John Kuliktana had been a student at University of Alaska, Anchorage. A brilliant student, although Paul hadn’t known that at the time. He also knew how to party, and in that Paul recognized a kindred spirit. They’d met at some party or another, developed a nodding acquaintanceship, then a real friendship.
One night, John had called him in a panic. “Do you own a tux?” he asked.
“No, I don’t own a tux,” Paul said with disgust. “Who owns a tux?”
“I do,” he replied. “I think mine will fit you. Look, my grandmother is in town for the opening night of the symphony season, and she wants me to escort her. I can’t. I have a huge test in the morning, and I cannot do less than perfect on it. So, I need a replacement and you’ll do. You’re the only one in my circle she’d find acceptable.”
“Well, I don’t own a tux, and John? I’m a good 3 inches taller than you, so no yours isn’t going to fit. You’ll have to find someone else.” Paul didn’t go to the symphony, didn’t want to go the symphony and he most certainly didn’t want to escort someone else’s grandmother to the symphony.

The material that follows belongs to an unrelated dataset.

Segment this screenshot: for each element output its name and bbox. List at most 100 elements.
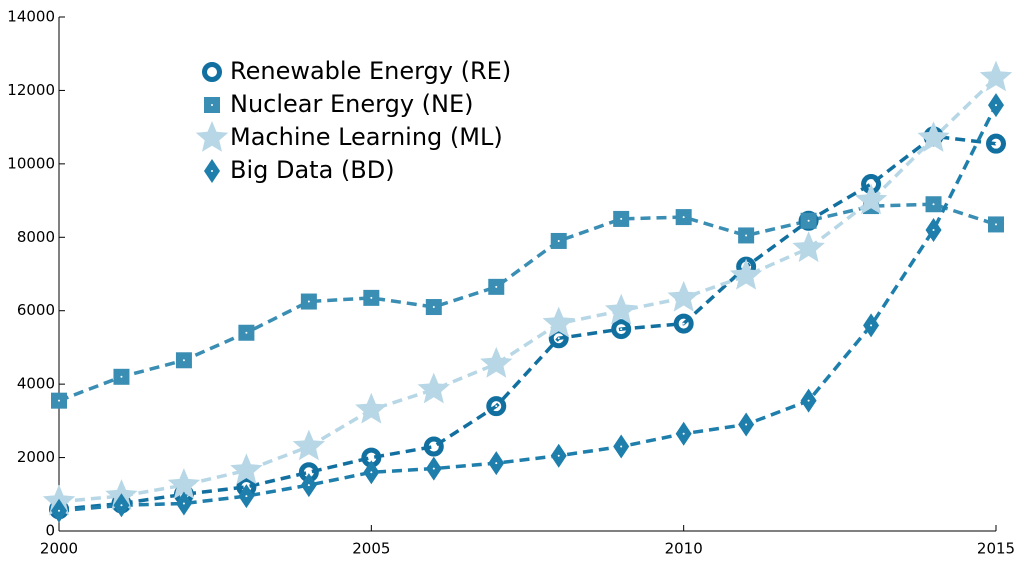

“Rent one,” John ordered. “I’ll pay. You need to be at the Captain Cook at 7:30 p.m. She has a car and driver when she comes to town, which is good, although she might actually enjoy a ride in your Corvette.”
He hung up, and Paul shrugged. He found a tux rental shop, picked it up, got dressed and was in the lobby precisely at 7:30 p.m. Whatever he had expected it wasn’t the Inuit woman in a designer gown who swept out of the elevator and gave him a thorough going over.
“You’ll do,” she announced. “I’m Mary Ayek.”